Michele Serra non si chiama Michele Serra ma Michele Serra Errante. Dai remoti tempi della maggiore età avendo ritenuto di eliminare il secondo cognome, che faceva borghese pretenzioso, adesso ha ritenuto di reintrodurlo. Va bene? Dopo la villona in collina (oggetto di furiose querele) e la Fiat Coupe' Turbo, ora
con la pancetta arriva la vanità. Occhiaie: stabili.
Michele Serra scrive da dio. Non un aggettivo, un avverbio, non un giro di frase che siano fuori posto. Mai un tiramento e mai una sbracata. Certo, dice culo quando parlando di una donna deve dire culo, e non si potrebbe dire altro che culo, e subito anche a voi le mani formicolano: questa è letteratura, non giovanilismo. Grazie a questa dote, Michele Serra si mantiene bene vendendo la sua scrittura, dai vent'anni in poi. Se la merce è buona, la gente compra. Comprate anche voi.
Cerimonie è una breve raccolta di racconti, prezzata esosamente. La scrittura è sempre fantastica, ma non tutte le storie sono di livello ugualmente alto. A Serra non si confà il romanzo e forse nemmeno il racconto gli rende pieno merito: in realtà è un corsivista nato, un'idea, un'osservazione, le parole per dirlo.

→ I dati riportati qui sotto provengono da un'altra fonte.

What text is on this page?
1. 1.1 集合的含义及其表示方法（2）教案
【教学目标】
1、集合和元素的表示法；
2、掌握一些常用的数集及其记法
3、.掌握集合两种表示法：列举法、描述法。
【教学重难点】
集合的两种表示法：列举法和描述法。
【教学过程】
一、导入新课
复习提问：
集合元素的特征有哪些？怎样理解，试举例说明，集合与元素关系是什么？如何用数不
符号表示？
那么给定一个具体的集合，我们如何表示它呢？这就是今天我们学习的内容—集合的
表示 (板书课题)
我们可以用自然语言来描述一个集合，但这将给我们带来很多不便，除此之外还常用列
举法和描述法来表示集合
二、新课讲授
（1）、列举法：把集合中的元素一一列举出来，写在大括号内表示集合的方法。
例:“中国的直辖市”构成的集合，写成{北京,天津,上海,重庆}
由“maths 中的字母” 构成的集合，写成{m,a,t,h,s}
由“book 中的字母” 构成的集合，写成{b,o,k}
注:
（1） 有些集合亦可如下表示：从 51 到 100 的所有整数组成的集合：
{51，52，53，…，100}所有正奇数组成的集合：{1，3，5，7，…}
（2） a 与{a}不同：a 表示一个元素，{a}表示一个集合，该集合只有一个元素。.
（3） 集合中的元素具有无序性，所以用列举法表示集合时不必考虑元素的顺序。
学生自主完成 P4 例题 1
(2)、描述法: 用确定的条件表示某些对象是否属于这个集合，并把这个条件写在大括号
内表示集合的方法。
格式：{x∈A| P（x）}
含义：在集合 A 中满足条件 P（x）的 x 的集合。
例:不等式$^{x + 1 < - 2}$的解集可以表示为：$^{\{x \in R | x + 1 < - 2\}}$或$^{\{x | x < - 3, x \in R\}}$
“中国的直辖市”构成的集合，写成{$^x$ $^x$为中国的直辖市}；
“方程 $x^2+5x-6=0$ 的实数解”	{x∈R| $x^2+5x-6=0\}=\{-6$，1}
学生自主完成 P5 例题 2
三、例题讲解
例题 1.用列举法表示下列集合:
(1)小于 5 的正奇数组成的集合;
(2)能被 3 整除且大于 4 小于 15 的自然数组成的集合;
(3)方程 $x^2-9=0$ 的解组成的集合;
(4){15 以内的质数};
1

Ogni racconto in qualche modo racconta una situazione latamente ascrivibile al concetto di cerimonia. l'ateo che sente il bisogno di una celebrazione laica, il rito dell'happy hour dei vecchi pur rincoglioniti, il funerale bricoleur, incursioni dubbiose nel futuribile e rientri nel presente, il lutto spiegato al bambino, ecc.
"Fa un freddo dannato", dice tale Mila in un racconto pseudo SF. Mi viene in mente Maria Strofa e mi girano subito le scatole, il raccontino giustamente si rivelerà debole.
Funerale padano, maschi imbarazzati, femmine a loro agio coi rituali domestici dell'ultimo addio. Ma al momento dell'inumazione "la lastra sborda", i dolenti da imbarazzati recuperano il loro ruolo di artigiani, discutono su come rifilarlo, hanno i ferri in macchina, la cerimonia da mesta si fa operosa, il defunto se ne va fra flessibili e smerigli, piccola e media impresa forever.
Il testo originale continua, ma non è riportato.